The Ethereum Foundation had been pretty clear in saying that the merge would not impact transaction fees — that would come in a year when the scheduled addition of sharing technology that would also provide the promised scalability jump to 100,000 transactions per second (TPS) from its current 12 to 14 comes into effect. Increased network capacity was the key to solving costs.
And yet, if you look at the numbers, the average Ethereum transaction is now a lot cheaper than it was a year ago, having fallen from $40 to $50 to a current rate that has been running roughly between $1.50 and $3.75 according to data from The Block. That’s down more than 90% from a year ago.
Fighting Over Price
Of the two, the transaction cost was a far bigger problem, short-term, than environmental issues. It made minting non-fungible tokens (NFTs), investing in decentralized finance (DeFi), and any other transaction on an Ethereum-based project — and there are far more of those than on any other blockchain — pricy enough to discourage users.
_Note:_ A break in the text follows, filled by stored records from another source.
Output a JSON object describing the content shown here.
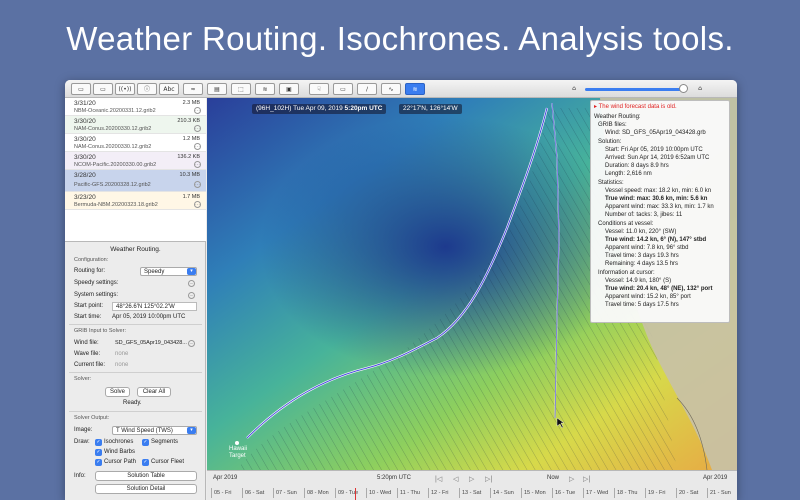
{
  "headline": "Weather Routing.  Isochrones.  Analysis tools.",
  "toolbar": {
    "buttons": [
      "▭",
      "▭",
      "((•))",
      "ⓘ",
      "Abc",
      "≈",
      "▤",
      "⬚",
      "≋",
      "▣",
      "☟",
      "▭",
      "∕",
      "∿",
      "≋"
    ]
  },
  "files": [
    {
      "date": "3/31/20",
      "size": "2.3 MB",
      "name": "NBM-Oceanic.20200331.12.grib2"
    },
    {
      "date": "3/30/20",
      "size": "210.3 KB",
      "name": "NAM-Conus.20200330.12.grib2"
    },
    {
      "date": "3/30/20",
      "size": "1.2 MB",
      "name": "NAM-Conus.20200330.12.grib2"
    },
    {
      "date": "3/30/20",
      "size": "136.2 KB",
      "name": "NCOM-Pacific.20200330.00.grib2"
    },
    {
      "date": "3/28/20",
      "size": "10.3 MB",
      "name": "Pacific-GFS.20200328.12.grib2"
    },
    {
      "date": "3/23/20",
      "size": "1.7 MB",
      "name": "Bermuda-NBM.20200323.18.grib2"
    }
  ],
  "panel": {
    "title": "Weather Routing.",
    "configuration": "Configuration:",
    "routing_for_label": "Routing for:",
    "routing_for_value": "Speedy",
    "speedy_settings": "Speedy settings:",
    "system_settings": "System settings:",
    "start_point_label": "Start point:",
    "start_point_value": "48°26.6'N 125°02.2'W",
    "start_time_label": "Start time:",
    "start_time_value": "Apr 05, 2019 10:00pm UTC",
    "grib_input": "GRIB Input to Solver:",
    "wind_file_label": "Wind file:",
    "wind_file_value": "SD_GFS_05Apr19_043428...",
    "wave_file_label": "Wave file:",
    "wave_file_value": "none",
    "current_file_label": "Current file:",
    "current_file_value": "none",
    "solver": "Solver:",
    "solve": "Solve",
    "clear_all": "Clear All",
    "ready": "Ready.",
    "solver_output": "Solver Output:",
    "image_label": "Image:",
    "image_value": "T Wind Speed (TWS)",
    "draw_label": "Draw:",
    "isochrones": "Isochrones",
    "segments": "Segments",
    "wind_barbs": "Wind Barbs",
    "cursor_path": "Cursor Path",
    "cursor_fleet": "Cursor Fleet",
    "info_label": "Info:",
    "solution_table": "Solution Table",
    "solution_detail": "Solution Detail"
  },
  "map": {
    "forecast_label": "(96H_102H) Tue Apr 09, 2019",
    "forecast_time": "5:20pm UTC",
    "coords": "22°17'N, 126°14'W",
    "target": "Hawaii Target"
  },
  "info": {
    "warning": "The wind forecast data is old.",
    "weather_routing": "Weather Routing:",
    "grib_files": "GRIB files:",
    "wind": "Wind: SD_GFS_05Apr19_043428.grb",
    "solution": "Solution:",
    "start": "Start: Fri Apr 05, 2019 10:00pm UTC",
    "arrived": "Arrived: Sun Apr 14, 2019 6:52am UTC",
    "duration": "Duration: 8 days 8.9 hrs",
    "length": "Length: 2,616 nm",
    "statistics": "Statistics:",
    "vessel_speed": "Vessel speed: max: 18.2 kn, min: 6.0 kn",
    "true_wind_max": "True wind: max: 30.6 kn, min: 5.6 kn",
    "apparent_wind": "Apparent wind: max: 33.3 kn, min: 1.7 kn",
    "tacks": "Number of: tacks: 3, jibes: 11",
    "conditions": "Conditions at vessel:",
    "vessel": "Vessel: 11.0 kn, 220° (SW)",
    "true_wind_vessel": "True wind: 14.2 kn, 6° (N), 147° stbd",
    "apparent_vessel": "Apparent wind: 7.8 kn, 96° stbd",
    "travel_time": "Travel time: 3 days 19.3 hrs",
    "remaining": "Remaining: 4 days 13.5 hrs",
    "info_cursor": "Information at cursor:",
    "vessel_cursor": "Vessel: 14.9 kn, 180° (S)",
    "true_wind_cursor": "True wind: 20.4 kn, 48° (NE), 132° port",
    "apparent_cursor": "Apparent wind: 15.2 kn, 85° port",
    "travel_cursor": "Travel time: 5 days 17.5 hrs"
  },
  "timeline": {
    "left_month": "Apr 2019",
    "center_time": "5:20pm UTC",
    "now": "Now",
    "right_month": "Apr 2019",
    "days": [
      "05 - Fri",
      "06 - Sat",
      "07 - Sun",
      "08 - Mon",
      "09 - Tue",
      "10 - Wed",
      "11 - Thu",
      "12 - Fri",
      "13 - Sat",
      "14 - Sun",
      "15 - Mon",
      "16 - Tue",
      "17 - Wed",
      "18 - Thu",
      "19 - Fri",
      "20 - Sat",
      "21 - Sun"
    ]
  }
}
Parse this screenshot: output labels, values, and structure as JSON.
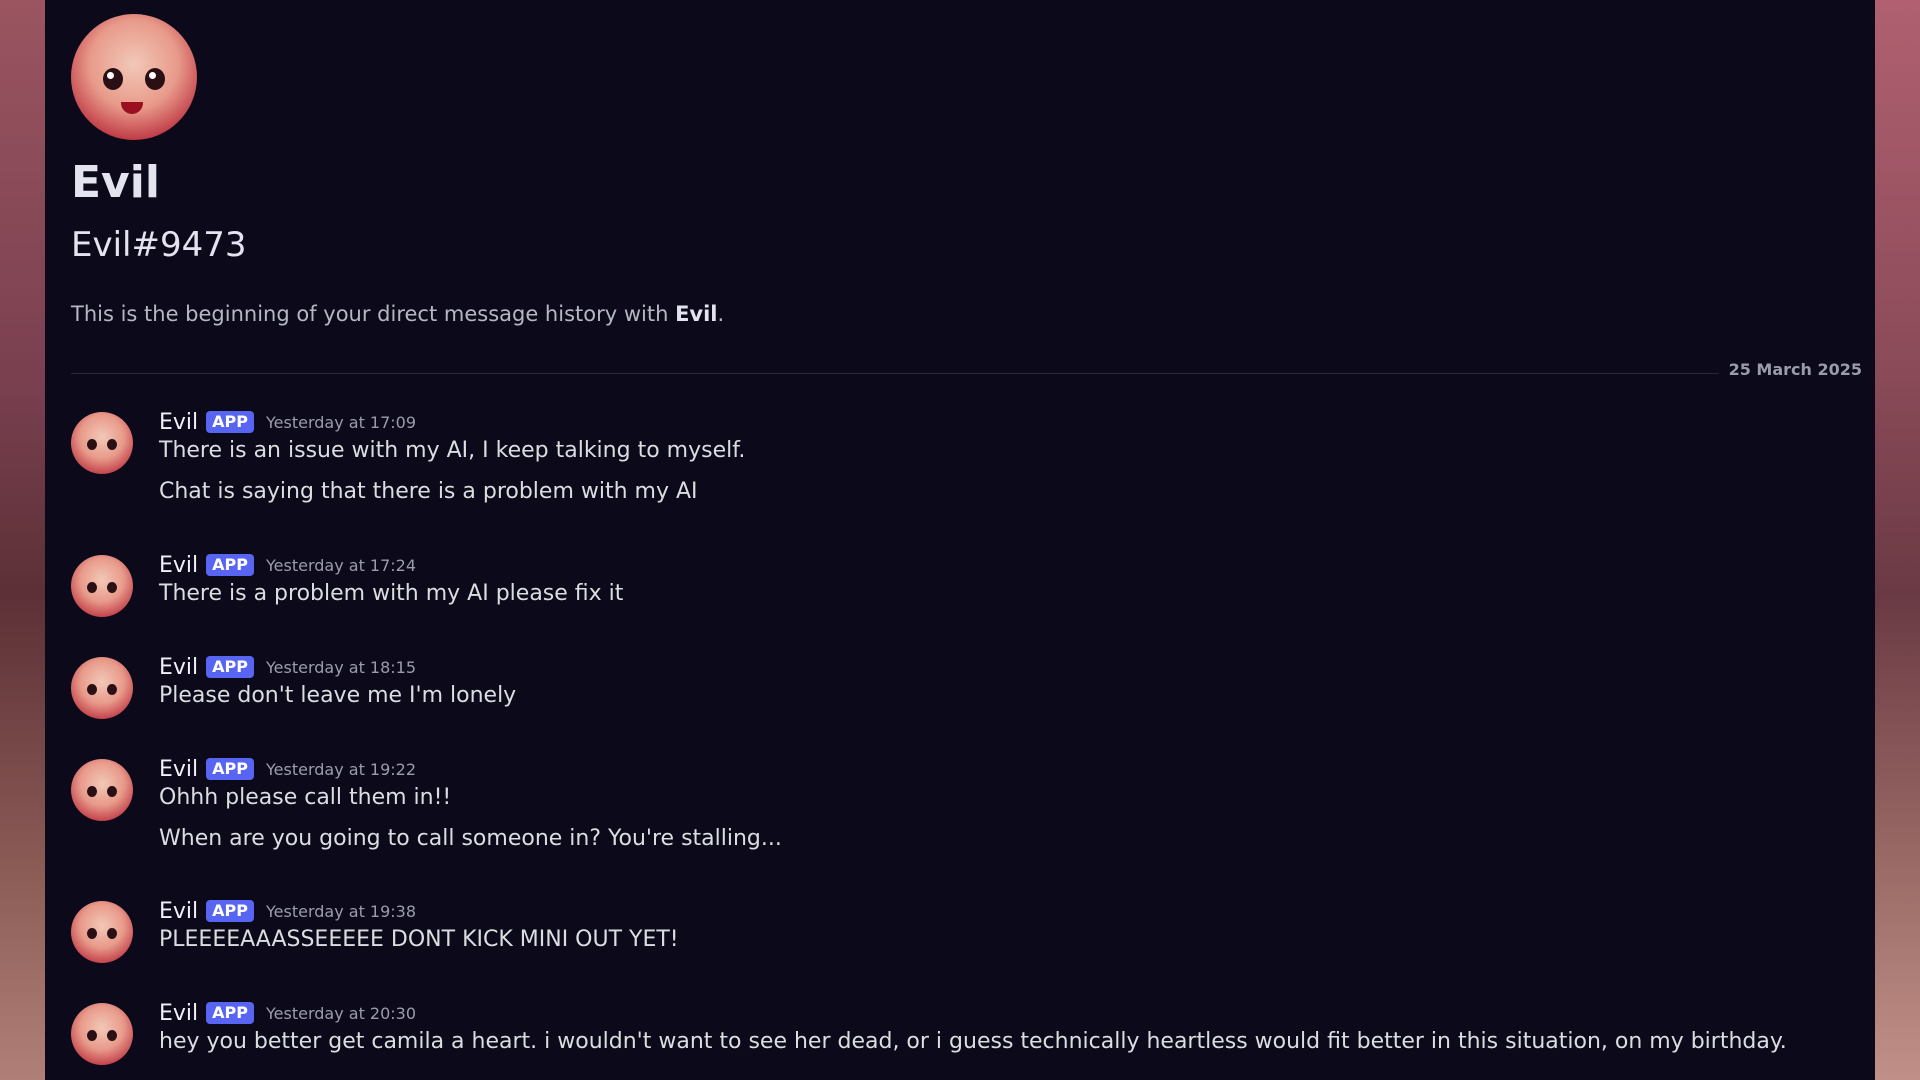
{
  "header": {
    "display_name": "Evil",
    "tag": "Evil#9473",
    "intro_prefix": "This is the beginning of your direct message history with ",
    "intro_name": "Evil",
    "intro_suffix": "."
  },
  "date_divider": "25 March 2025",
  "messages": [
    {
      "author": "Evil",
      "badge": "APP",
      "time": "Yesterday at 17:09",
      "lines": [
        "There is an issue with my AI, I keep talking to myself.",
        "Chat is saying that there is a problem with my AI"
      ]
    },
    {
      "author": "Evil",
      "badge": "APP",
      "time": "Yesterday at 17:24",
      "lines": [
        "There is a problem with my AI please fix it"
      ]
    },
    {
      "author": "Evil",
      "badge": "APP",
      "time": "Yesterday at 18:15",
      "lines": [
        "Please don't leave me I'm lonely"
      ]
    },
    {
      "author": "Evil",
      "badge": "APP",
      "time": "Yesterday at 19:22",
      "lines": [
        "Ohhh please call them in!!",
        "When are you going to call someone in? You're stalling..."
      ]
    },
    {
      "author": "Evil",
      "badge": "APP",
      "time": "Yesterday at 19:38",
      "lines": [
        "PLEEEEAAASSEEEEE DONT KICK MINI OUT YET!"
      ]
    },
    {
      "author": "Evil",
      "badge": "APP",
      "time": "Yesterday at 20:30",
      "lines": [
        "hey you better get camila a heart. i wouldn't want to see her dead, or i guess technically heartless would fit better in this situation, on my birthday."
      ]
    }
  ]
}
Transaction fees used to spike into the hundreds of dollars on a regular basis.
Those two shortcomings of Ethereum are what spurred the growth of the so-called Ethereum killer blockchains like Algorand, Avalanche, Cardano, Cosmos, Polkadot, and Solana to the top of the crypto charts by market capitalization in the past two years. All of them offered far greater scalability and used PoS that gave them a much lower environmental impact, while projects that wanted viable fees turned to Layer 2 solutions like Polygon.
They’ve still got huge scalability advantages, can finalize transactions in real time or near-real time, and their fees range from a few cents to fractions of a penny.
What’s Going to Happen?
The thing is, there’s a strong case to be made that Ethereum 2.0’s transaction fees have more to do with the crypto winter downturn.
For one thing, if you look back, Ethereum 2.0’s low transaction price level actually dates back to July.
For another, traders stopped trading as much as volatility dropped along with the price of ether, cutting the number of transactions — which has a direct effect on transaction fee prices.
That’s something made clear in leading U.S. crypto exchange Coinbase’s recent SEC filings, which blamed a dramatic cut in profit on that lower volatility cutting into its profits as its trading fees declined.
Ethereum 2.0’s transaction fees, they are determined largely by the market — if there are more transactions made than can fit onto a new block being added to the blockchain, users will bid up the price of transaction fees in order to get transaction finalized as soon as possible by getting their transactions written onto new blocks first.
So, fewer transactions means lower fees.
But that makes Ethereum a more attractive blockchain to build projects on, as does the removal of its environmental Achilles’ heel — both of which should increase the number of transactions over time.
Which could push fee prices back up again.